Si des participants s’affichent comme des citoyens « apolitiques » et « apartisans », le porte-parole du gouvernement Gabriel Attal a mis en garde vendredi contre la « tentative d’instrumentalisation » politique de la « lassitude des Français » vis-à-vis de la pandémie de Covid-19, à deux mois de l’élection présidentielle. Le chef de file des Patriotes Florian Philippot, dont les troupes défilent chaque samedi à Paris contre les restrictions sanitaires, a prévu d’accueillir vendredi après-midi les manifestants place Denfert-Rochereau, dans le sud de la capitale.
Un « dispositif spécifique » des forces de l’ordre
La préfecture de police de Paris a décrété jeudi l’interdiction dans la capitale de cette mobilisation en raison de « risques de troubles à l’ordre public ». Un « dispositif spécifique » doit être mis en place « pour empêcher les blocages d’axes routiers, verbaliser et interpeller les contrevenants », qui encourent 6 mois de prison et 7 500 euros d’amende, a indiqué la préfecture.
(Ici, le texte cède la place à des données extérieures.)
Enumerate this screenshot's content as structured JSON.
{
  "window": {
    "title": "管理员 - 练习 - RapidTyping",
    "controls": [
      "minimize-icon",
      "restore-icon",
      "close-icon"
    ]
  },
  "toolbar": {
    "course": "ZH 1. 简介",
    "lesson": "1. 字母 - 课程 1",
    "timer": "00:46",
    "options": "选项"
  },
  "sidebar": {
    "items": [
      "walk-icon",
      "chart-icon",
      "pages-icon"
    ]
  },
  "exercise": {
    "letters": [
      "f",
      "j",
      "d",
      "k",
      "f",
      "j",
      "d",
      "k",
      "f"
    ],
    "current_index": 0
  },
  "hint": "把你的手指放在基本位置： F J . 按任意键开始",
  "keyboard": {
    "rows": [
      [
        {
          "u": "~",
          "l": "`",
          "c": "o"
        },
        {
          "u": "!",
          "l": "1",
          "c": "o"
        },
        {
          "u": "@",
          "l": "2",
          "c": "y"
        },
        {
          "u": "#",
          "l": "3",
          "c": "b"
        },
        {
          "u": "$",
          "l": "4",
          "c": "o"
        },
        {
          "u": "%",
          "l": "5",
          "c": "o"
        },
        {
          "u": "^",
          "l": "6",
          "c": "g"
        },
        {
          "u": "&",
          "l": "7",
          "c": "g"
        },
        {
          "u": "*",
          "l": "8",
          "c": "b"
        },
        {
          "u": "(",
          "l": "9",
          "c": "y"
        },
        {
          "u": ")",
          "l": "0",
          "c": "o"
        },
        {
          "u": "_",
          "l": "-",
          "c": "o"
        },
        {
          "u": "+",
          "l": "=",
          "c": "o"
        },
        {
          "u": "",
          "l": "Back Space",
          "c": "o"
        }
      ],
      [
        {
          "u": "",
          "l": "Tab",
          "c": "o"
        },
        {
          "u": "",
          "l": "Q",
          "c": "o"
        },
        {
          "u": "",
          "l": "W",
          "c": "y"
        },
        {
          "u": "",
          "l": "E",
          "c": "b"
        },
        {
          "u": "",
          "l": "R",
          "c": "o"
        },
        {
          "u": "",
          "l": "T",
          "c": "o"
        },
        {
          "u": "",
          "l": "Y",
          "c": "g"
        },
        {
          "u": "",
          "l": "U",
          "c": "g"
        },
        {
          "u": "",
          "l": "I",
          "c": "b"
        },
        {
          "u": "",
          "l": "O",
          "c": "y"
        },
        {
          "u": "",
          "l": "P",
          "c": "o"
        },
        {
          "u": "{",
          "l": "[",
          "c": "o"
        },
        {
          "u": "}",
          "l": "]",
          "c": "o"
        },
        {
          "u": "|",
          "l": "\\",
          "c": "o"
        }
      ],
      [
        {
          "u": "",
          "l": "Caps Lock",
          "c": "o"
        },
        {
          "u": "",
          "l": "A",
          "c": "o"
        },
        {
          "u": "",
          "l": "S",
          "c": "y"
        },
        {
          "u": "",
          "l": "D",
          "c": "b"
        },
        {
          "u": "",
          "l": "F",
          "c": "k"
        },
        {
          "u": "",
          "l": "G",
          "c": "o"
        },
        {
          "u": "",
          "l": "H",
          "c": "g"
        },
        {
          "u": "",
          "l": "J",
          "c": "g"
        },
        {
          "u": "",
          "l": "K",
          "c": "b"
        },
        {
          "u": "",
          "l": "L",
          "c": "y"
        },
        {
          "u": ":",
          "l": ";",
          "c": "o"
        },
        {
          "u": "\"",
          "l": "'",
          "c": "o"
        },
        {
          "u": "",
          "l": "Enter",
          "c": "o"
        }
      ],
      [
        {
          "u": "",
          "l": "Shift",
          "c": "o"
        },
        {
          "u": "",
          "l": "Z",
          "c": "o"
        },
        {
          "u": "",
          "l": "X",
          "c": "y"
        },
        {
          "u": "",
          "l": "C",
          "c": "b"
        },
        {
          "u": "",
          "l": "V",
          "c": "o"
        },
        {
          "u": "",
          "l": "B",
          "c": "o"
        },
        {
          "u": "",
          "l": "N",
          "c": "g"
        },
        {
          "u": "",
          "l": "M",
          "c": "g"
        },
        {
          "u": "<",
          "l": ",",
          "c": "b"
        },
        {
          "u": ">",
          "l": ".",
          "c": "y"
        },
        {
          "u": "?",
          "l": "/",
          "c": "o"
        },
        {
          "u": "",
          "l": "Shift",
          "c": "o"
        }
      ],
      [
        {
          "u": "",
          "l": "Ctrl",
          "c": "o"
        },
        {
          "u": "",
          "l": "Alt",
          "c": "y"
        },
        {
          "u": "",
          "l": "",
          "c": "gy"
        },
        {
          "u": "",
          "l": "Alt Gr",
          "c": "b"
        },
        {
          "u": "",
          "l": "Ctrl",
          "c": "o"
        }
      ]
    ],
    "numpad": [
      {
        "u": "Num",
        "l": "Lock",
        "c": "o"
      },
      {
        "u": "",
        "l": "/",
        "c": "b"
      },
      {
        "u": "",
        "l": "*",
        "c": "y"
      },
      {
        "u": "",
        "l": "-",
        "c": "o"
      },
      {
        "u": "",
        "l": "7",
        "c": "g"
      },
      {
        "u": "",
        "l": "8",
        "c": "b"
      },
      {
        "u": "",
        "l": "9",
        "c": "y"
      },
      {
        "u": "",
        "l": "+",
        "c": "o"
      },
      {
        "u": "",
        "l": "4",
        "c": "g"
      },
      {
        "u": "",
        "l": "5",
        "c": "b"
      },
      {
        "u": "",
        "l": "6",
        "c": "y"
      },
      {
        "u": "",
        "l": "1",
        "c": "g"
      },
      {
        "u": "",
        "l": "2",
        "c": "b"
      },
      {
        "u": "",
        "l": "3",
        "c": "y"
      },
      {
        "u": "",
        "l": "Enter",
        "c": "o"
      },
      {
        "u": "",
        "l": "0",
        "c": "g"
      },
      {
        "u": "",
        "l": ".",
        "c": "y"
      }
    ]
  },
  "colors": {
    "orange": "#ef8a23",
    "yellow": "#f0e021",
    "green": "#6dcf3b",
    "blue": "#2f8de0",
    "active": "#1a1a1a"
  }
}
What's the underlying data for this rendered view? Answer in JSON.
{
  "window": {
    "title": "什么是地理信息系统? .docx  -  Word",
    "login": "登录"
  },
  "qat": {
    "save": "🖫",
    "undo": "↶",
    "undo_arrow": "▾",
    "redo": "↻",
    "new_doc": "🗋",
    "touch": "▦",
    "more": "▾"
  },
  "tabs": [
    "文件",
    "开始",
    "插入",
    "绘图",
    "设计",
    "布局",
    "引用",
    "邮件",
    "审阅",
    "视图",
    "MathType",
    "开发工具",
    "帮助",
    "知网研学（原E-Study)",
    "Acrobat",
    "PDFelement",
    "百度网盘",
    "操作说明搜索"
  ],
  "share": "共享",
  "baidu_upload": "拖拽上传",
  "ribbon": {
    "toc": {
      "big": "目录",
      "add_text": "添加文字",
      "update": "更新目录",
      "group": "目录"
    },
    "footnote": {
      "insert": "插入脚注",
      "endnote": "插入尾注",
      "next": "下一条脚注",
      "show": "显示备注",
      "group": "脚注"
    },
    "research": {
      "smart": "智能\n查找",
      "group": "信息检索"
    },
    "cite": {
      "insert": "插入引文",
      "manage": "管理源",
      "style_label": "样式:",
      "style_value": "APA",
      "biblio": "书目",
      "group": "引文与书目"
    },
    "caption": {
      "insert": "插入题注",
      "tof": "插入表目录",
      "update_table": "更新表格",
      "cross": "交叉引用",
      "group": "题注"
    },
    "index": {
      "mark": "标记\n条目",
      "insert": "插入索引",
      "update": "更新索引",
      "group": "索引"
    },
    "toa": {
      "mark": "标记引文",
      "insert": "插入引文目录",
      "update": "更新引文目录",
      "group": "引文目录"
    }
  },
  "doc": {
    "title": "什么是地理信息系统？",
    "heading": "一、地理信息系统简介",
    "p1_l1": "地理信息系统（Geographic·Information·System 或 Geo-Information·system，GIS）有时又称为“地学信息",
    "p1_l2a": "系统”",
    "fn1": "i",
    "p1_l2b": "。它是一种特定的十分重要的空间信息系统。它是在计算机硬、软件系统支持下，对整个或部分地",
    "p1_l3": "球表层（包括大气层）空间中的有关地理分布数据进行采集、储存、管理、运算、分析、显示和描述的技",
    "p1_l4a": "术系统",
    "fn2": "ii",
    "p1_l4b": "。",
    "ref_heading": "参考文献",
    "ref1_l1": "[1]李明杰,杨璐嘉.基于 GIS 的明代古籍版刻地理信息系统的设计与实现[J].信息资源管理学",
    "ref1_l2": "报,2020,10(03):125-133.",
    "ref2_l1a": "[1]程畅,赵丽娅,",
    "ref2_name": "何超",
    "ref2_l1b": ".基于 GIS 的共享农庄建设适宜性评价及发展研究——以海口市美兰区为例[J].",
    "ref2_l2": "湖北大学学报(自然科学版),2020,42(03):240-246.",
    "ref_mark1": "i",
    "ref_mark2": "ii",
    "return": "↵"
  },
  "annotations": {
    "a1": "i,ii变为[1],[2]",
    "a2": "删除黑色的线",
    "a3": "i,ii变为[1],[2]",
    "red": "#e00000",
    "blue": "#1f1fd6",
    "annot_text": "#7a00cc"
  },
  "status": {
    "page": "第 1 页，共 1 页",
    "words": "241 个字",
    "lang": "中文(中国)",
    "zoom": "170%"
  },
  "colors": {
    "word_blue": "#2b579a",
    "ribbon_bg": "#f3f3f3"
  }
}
Des soutiens à la mobilisation ont déposé un recours pour annuler l’interdiction de rassemblement, dont l’audience a commencé à 14 h 30 au tribunal administratif de Paris.
Les convois n’en ont pas moins maintenu leur cap, animé par un esprit de convivialité et de lien social similaire à celui qui avait imprégné le début du mouvement des Gilets jaunes. « On n’a jamais peur du peuple quand on gouverne », a assuré le ministre de l’Économie Bruno Le Maire sur CNews. « Mais le peuple français, c’est les millions de Français qui sont responsables, et qui en se vaccinant, en allant travailler, en continuant à faire tourner l’économie, garantissent notre liberté collective », a-t-il poursuivi.